"LV
[...] Hace tiempo que tengo deseos de tocar un poco el tema de los reyes y de los personajes cortesanos, que me veneran sin fingimientos y libremente, como corresponde a hombres libres.
Si éstos tuvieran por lo menos media onza de buen juicio, ¿qué habría más triste que su vida, ni tan detestable? No pensará, desde luego, que merezca la pena conseguir el poder al precio del perjurio o del parricidio quien sopese bien en su ánimo la carga ingente que ha de sostener con sus hombros el que quiera realmente comportarse como gobernante. El que tome el timón del Estado, conviene que administre los públicos asuntos, no los suyos privados, y que no piense en nada que no sea para la utilidad general; que de las leyes, de las que él es autor y ejecutor, no se aparte ni el ancho de un dedo.

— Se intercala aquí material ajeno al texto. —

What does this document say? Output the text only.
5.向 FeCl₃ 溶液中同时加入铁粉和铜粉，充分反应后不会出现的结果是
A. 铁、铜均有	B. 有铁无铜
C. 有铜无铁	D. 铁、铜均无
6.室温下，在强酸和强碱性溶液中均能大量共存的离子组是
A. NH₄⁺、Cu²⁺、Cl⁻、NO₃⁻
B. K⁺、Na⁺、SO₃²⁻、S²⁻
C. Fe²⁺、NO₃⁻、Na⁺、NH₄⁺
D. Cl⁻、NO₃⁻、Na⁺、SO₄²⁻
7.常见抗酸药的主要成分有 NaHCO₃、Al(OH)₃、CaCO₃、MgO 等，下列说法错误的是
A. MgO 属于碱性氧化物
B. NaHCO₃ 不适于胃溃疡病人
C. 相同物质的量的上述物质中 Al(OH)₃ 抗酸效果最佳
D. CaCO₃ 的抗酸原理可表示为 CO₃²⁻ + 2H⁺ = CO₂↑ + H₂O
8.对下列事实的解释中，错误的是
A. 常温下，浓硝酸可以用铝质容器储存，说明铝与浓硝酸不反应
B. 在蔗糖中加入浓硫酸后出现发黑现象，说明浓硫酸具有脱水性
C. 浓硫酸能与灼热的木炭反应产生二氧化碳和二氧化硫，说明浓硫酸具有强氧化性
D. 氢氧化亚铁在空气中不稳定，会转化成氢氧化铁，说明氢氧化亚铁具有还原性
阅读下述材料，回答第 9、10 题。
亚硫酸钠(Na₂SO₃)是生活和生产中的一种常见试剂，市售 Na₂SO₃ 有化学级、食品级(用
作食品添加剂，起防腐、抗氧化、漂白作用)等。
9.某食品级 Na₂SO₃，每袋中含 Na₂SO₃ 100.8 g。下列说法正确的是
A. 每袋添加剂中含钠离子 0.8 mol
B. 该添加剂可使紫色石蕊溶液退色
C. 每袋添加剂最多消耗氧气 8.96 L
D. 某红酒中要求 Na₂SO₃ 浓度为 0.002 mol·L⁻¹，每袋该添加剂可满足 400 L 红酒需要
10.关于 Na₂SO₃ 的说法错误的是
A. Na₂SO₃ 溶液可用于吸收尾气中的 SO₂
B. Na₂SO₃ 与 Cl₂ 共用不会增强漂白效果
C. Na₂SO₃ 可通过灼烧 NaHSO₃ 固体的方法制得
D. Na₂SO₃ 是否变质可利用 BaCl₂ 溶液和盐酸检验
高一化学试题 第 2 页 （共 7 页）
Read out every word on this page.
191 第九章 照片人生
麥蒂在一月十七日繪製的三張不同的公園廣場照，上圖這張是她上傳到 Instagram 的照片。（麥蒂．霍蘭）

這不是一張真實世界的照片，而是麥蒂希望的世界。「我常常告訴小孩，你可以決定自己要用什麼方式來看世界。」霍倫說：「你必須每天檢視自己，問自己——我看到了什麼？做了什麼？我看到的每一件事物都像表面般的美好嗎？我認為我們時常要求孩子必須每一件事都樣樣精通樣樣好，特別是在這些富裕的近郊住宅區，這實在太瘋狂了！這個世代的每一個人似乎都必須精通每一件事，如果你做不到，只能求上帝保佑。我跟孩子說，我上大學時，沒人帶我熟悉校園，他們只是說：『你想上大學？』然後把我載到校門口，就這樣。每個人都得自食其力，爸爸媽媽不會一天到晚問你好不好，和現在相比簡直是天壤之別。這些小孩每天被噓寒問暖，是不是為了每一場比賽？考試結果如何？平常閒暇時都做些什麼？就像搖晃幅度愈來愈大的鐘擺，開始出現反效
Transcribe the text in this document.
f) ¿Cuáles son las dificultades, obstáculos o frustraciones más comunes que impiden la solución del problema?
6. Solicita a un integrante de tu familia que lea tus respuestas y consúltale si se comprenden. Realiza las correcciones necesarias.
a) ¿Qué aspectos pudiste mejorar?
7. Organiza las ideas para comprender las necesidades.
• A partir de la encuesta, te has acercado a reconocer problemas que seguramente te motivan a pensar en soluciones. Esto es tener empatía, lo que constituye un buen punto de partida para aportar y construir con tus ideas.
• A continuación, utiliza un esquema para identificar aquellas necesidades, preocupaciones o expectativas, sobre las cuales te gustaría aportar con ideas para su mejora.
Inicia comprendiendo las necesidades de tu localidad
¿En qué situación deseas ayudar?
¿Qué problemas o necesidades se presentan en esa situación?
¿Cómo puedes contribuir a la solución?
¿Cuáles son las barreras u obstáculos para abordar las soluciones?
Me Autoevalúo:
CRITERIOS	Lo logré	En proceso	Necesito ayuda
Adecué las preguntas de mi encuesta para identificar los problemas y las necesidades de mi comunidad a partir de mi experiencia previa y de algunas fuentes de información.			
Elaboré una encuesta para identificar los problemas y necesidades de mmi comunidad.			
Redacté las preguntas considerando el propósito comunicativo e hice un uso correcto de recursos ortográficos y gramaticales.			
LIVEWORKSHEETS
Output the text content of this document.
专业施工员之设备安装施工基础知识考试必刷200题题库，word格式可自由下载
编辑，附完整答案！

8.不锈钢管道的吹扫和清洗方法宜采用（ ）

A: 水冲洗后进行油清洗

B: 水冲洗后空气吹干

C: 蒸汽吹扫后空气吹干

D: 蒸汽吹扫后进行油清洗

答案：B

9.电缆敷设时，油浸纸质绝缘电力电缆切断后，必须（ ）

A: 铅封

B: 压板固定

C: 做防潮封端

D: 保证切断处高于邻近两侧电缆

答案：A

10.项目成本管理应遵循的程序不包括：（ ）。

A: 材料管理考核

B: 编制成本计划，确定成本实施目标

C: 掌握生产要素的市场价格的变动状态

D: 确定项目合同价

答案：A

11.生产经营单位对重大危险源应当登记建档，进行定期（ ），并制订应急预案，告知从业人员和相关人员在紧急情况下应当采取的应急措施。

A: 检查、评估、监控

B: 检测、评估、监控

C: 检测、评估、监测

Él es responsable de la correcta actitud de todos sus administradores y magistrados: él solo está expuesto a las miradas de todos y, como un astro benéfico, con su integridad, puede proporcionar la mayor bienandanza de los asuntos humanos o, como un mortífero cometa, causar la mayor ruina. Los vicios de los demás mortales ni se difunden tanto ni se perciben tan ampliamente. El gobernante se encuentra en un punto tal que, si se aparta, por levemente que sea, del camino de la honestidad, su mal ejemplo avanza serpenteando y contagia a una cantidad incontable de hombres. Además, la condición de gobernante trae consigo muchas posibilidades que suelen apartarlo del camino recto, como por ejemplo, los deleites, la libertad, la adulación, el lujo; por ello conviene que se esfuerce denodadamente y que tome cuidadosas precauciones para no apartarse de sus obligaciones en ningún aspecto. En fin, dejando aparte intrigas, odios y los restantes peligros y temores, pende sobre su cabeza aquel verdadero Rey, que poco después le va a pedir cuentas incluso de sus más pequeñas acciones, y ello con severidad tanto mayor cuanto más destacado haya sido el poder que ejercía.
Estas reflexiones -digo yo- y otras muchas del mismo género, si se las planteara el gobernante -y se las plantearía, si tuviese buen juicio-, no podría ni conciliar el sueño, ni comer a gusto, según me parece. Pero actualmente, gracias a mi obsequiosidad, dejan todas estas preocupaciones en manos de los dioses; se dan buena vida y no consienten en oír a nadie que no haya aprendido a decir cosas agradables, no sea que se suscite en su ánimo alguna inquietud.
Creen dignamente desempeñado todo su papel de príncipes con ir de caza a menudo, con criar hermosos caballos, con vender en provecho propio magistraturas y gobernadurías, con imaginar a diario nuevos sistemas de aligerar de su dinero a los ciudadanos y de recogerlo con destino a su propio fisco; pero, eso sí, lo hacen de modo adecuado, buscándose pretextos de modo que, por muy injusto que sea el expolio, ofrezca por lo menos una cierta apariencia de equidad. Luego se afanan en adular un poco, para atraerse de algún modo la simpatía popular.
Hacedme ahora el favor de imaginaros a un hombre de ésos que a veces hay, ignorante de las leyes, casi enemigo del bienestar público, dedicado a sus propias satisfacciones, entregado a los placeres, despreciador de la cultura, despreciador de la libertad y de la verdad, que se ocupa de cualquier cosa antes que de la buena marcha de los asuntos públicos, pero que, en cambio, lo mide todo con el rasero de su propio capricho y de su propio provecho. A éste, ponedle además un collar de oro, señal de la armoniosa conjunción de todas sus virtudes; luego una corona, notable por sus piedras preciosas, que sirva para resaltar la conveniencia de que él se destaque de los demás por sus heroicas virtudes. Aparte de eso, atribuidle el cetro, símbolo de justicia y de un ánimo incorruptible en todos los aspectos. Y, por fin, la púrpura, indicadora de su extraordinario amor por la patria. Si el príncipe comparase estos ornamentos con su propia vida, se avergonzaría -estoy convencida- de su propio ornato, temeroso de que algún jocoso observador cambiase en risas y en chanza todo este boato teatral".